Paul expands on Jesus’ teaching on divorce and extols the salvific character of marriage yet again. Not only can marriage help prevent a person from falling into unrighteousness through sexual immorality, it can actually help bring unbelievers to salvation. Here Paul most likely has in mind people that are already married when one or the other spouse comes to faith in Jesus Christ. This believing spouse may think it wise to divorce as a way of putting some distance between the present and the past. Where once they were equally yoked—more on that later in 2 Corinthians—they no longer are. And on first impression, this may be a good idea, but chew on it while…

Throughout the Old Testament God prohibits marriages between Israel and foreigners. “Why?” you might ask. “Wouldn’t marriage be a good tool for conversion?” Sadly, the history of God’s people demonstrates otherwise. It is the former—Israel—that is always the one that compromises. Therefore, Paul’s command that new believers must not divorce their unbelieving spouses would appear in opposition. Is he trying to set the Corinthians up for future failure through a compromised faith? Of course he’s not. 

Just as spouses take upon themselves the responsibility of helping their partners to remain righteous, here, too, they are taking responsibility for the final disposition of their souls. The Church and its members embody the gospel now, and it is the temple of the indwelling Spirit—Paul has already declared.
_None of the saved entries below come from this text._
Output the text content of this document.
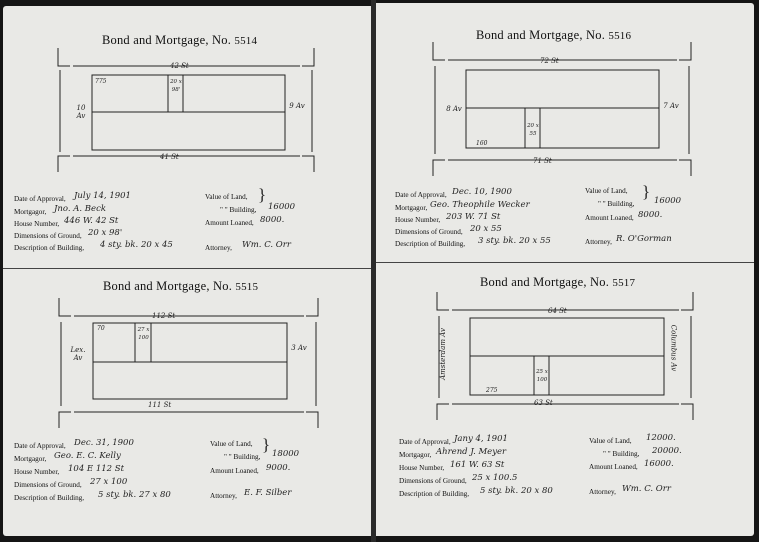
Bond and Mortgage, No. 5514
42 St
41 St
10 Av
9 Av
775	20 x 98'
Date of Approval, July 14, 1901
Mortgagor, Jno. A. Beck
House Number, 446 W. 42 St
Dimensions of Ground, 20 x 98'
Description of Building, 4 sty. bk. 20 x 45
Value of Land, }
" " Building, 16000
Amount Loaned, 8000.
Attorney, Wm. C. Orr
Bond and Mortgage, No. 5516
72 St
71 St
8 Av	7 Av
160
20 x 55
Date of Approval, Dec. 10, 1900
Mortgagor, Geo. Theophile Wecker
House Number, 203 W. 71 St
Dimensions of Ground, 20 x 55
Description of Building, 3 sty. bk. 20 x 55
Value of Land, }
" " Building, 16000
Amount Loaned, 8000.
Attorney, R. O'Gorman
Bond and Mortgage, No. 5515
112 St
111 St
Lex. Av
3 Av
70	27 x 100
Date of Approval, Dec. 31, 1900
Mortgagor, Geo. E. C. Kelly
House Number, 104 E 112 St
Dimensions of Ground, 27 x 100
Description of Building, 5 sty. bk. 27 x 80
Value of Land, }
" " Building, 18000
Amount Loaned, 9000.
Attorney, E. F. Silber
Bond and Mortgage, No. 5517
64 St
63 St
Amsterdam Av	Columbus Av
275
25 x 100
Date of Approval, Jany 4, 1901
Mortgagor, Ahrend J. Meyer
House Number, 161 W. 63 St
Dimensions of Ground, 25 x 100.5
Description of Building, 5 sty. bk. 20 x 80
Value of Land, 12000.
" " Building, 20000.
Amount Loaned, 16000.
Attorney, Wm. C. Orr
What would it say to those outside of the Church if the very people who have been entrusted to be the place where the lost can encounter God don’t care enough about their own spouses to stay in their marriages? “If she doesn’t love her husband enough to stick around,” I hear some ask, “why would she give me a second thought?” Sadly, this passage is used by some people to demand that women stay in abusive marriages. In so doing, they misunderstand Paul completely, AND they ignore the first thing that he says, “This is my opinion and not Jesus’ command.” 
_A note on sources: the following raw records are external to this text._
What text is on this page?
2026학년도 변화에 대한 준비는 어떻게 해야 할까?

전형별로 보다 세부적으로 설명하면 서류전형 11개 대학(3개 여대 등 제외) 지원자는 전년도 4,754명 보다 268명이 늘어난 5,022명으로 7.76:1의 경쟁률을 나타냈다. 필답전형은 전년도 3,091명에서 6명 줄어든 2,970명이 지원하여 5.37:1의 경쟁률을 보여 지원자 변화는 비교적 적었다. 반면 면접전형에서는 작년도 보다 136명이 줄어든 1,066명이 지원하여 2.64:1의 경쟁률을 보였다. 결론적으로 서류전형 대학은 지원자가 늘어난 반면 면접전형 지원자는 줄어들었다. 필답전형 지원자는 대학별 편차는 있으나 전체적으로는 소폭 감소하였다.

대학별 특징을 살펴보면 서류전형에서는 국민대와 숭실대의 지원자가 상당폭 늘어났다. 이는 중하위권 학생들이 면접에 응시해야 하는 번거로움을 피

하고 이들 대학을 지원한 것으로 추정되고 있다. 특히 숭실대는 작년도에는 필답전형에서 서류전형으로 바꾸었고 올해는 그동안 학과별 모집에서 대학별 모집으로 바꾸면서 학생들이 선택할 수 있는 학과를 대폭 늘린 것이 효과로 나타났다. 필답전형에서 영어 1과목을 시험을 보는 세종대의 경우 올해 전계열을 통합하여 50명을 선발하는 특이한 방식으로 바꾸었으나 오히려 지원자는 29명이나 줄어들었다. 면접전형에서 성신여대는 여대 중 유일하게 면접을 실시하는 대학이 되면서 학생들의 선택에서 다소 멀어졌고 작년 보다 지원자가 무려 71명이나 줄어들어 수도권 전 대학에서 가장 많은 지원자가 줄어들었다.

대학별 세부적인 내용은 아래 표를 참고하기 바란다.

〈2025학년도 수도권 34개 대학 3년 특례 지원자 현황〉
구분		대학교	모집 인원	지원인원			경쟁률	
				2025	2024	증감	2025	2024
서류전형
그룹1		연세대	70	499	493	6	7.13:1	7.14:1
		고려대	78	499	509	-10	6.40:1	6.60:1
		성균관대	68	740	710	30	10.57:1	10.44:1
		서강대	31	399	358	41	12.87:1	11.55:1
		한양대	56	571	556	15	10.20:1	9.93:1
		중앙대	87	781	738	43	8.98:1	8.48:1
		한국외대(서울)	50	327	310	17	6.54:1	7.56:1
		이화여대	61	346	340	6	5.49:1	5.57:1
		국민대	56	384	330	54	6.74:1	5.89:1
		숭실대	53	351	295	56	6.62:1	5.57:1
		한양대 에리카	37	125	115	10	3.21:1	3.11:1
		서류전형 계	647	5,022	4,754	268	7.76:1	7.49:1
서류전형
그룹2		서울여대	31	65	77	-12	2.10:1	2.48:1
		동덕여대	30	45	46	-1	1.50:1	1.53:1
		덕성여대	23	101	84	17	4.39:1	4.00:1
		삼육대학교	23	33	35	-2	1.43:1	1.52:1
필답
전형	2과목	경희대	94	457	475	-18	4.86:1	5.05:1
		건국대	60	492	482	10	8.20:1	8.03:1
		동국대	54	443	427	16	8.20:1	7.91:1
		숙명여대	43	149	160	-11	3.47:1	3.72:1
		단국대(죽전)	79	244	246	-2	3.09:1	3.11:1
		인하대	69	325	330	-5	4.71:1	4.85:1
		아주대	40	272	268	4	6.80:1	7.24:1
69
Perhaps those who had written Paul and stated that it is good for a man not to touch a woman had set about trying to convince the Corinthians to divorce as a means to escape temptation; perhaps divorce had become a problem in the congregation because of their position. Paul writes in verse sixteen, “Wife, for all you know, you might save your husband. Husband, for all you know, you might save your wife.” You should stay, he says, because with your presence in their lives, there is always hope for them.